What follows is a review I wrote with Ajay Pillai and Sule Tinaz as a post-baccalaureate fellow in Mark Hallett’s lab at NIH, which we submitted as a journal club review to The Journal of Neuroscience. It wasn’t accepted, so I thought I would post it here. In this review, we summarize the findings of a 2013 J neuro paper by Baraduc and colleagues, and relate their study to recent developments in our understanding of bradykinesia, or slowness of movement, one of the cardinal symptoms of Parkinson’s disease. Further, we extend the authors’ discussion by relating their model and findings to another feature of bradykinesia known as the “sequence effect.” Finally, we discuss another model of motor control, Dynamical Systems Theory, and its potential use in elucidating the pathophysiology of the sequence effect and bradykinesia.

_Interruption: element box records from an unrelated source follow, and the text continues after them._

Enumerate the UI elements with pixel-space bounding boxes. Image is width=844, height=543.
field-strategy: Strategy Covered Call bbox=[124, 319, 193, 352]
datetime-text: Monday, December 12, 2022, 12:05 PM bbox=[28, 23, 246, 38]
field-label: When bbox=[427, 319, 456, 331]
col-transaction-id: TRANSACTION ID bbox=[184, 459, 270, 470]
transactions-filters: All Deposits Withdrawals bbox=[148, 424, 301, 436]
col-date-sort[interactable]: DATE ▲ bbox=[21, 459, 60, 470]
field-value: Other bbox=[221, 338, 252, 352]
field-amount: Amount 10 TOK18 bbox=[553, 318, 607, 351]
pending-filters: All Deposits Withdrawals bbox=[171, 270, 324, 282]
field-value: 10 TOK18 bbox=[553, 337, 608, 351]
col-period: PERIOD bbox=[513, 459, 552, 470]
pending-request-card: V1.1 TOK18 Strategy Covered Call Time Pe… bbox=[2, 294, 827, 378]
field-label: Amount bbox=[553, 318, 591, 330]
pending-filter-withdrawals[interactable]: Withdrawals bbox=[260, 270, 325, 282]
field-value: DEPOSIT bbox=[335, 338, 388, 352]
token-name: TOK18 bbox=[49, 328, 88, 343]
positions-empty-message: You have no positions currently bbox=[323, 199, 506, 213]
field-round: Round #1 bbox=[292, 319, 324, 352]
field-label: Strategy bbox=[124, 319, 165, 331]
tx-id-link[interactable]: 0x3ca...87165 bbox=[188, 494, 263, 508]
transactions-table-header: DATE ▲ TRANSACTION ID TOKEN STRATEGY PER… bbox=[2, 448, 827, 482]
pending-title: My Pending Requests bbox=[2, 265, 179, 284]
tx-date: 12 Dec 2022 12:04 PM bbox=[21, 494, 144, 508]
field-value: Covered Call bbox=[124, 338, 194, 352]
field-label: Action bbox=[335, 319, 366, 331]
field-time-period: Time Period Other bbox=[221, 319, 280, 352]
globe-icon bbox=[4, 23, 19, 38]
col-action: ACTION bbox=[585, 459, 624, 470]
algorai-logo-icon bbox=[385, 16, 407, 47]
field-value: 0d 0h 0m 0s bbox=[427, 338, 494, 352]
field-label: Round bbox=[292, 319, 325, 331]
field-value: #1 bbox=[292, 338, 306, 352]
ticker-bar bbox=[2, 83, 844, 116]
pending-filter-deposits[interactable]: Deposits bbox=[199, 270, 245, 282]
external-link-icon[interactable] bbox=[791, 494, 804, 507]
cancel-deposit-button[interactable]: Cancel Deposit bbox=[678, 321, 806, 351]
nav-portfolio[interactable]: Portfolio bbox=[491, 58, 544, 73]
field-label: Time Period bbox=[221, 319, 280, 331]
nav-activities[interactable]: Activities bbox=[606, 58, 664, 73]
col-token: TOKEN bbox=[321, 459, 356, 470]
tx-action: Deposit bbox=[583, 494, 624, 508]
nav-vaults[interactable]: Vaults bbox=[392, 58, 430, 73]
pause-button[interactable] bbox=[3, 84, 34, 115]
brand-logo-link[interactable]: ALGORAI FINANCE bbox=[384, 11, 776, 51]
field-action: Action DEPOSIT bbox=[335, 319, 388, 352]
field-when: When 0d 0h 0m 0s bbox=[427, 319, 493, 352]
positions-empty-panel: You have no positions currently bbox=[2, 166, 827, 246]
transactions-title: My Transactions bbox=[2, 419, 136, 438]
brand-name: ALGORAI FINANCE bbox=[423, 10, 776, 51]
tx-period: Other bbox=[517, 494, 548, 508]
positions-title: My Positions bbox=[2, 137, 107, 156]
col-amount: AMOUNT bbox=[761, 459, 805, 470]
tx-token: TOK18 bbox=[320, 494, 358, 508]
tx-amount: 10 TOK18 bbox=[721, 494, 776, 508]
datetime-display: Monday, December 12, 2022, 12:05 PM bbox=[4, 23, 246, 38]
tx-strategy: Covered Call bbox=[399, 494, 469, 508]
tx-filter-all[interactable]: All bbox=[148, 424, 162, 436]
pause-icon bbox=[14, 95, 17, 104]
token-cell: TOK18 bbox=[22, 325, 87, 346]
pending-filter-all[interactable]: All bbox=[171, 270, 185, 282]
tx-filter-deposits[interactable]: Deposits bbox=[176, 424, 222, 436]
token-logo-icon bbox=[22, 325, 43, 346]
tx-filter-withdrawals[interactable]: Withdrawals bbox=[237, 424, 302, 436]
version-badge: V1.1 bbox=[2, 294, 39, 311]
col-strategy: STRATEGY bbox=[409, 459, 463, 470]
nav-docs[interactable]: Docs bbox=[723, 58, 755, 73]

Why does “the battery run down”? Computational Modeling in Parkinson’s Disease: Towards an Understanding of the Pathophysiology of Bradykinesia
Patrick Malone, Ajay Pillai, and Sule Tinaz
How organisms coordinate multiple end effectors, muscles, and neural activity to produce purposeful motor behavior has been the central question of motor control theories. The Optimal Control Theory (OCT) provides a computational framework to understand motor control. The theory posits that organisms learn to generate goal-directed movements that optimize cost (e.g., speed, accuracy). The models employ a two-factor cost function that encodes both the feature to be optimized (e.g., speed) and another factor that needs to be regularized (e.g., motor command representing the neural input to the system). More recent versions of OCT-based approaches also incorporate feedback into the model in which the current state of the system is informed by its previous states (Diedrichsen et al., 2010).
Research in this area has focused on computational characterization of visually guided reaching movements (Shadmehr and Krakauer, 2008). It has long been known that movement speed inversely scales with the accuracy requirements of the task (Fitts, 1954). Bradykinesia, the cardinal motor feature of Parkinson’s disease (PD), is characterized by slowness of movement caused by problems in scaling speed to movement distance (Hallett and Khoshbin, 1980). Scaling deficits could be due to a higher accuracy cost for these patients, however this view has been challenged in recent years. In response, the energetic cost has been introduced as another variable in the cost/benefit models and is thought to be a major determinant of movement speed (Mazzoni et al., 2007).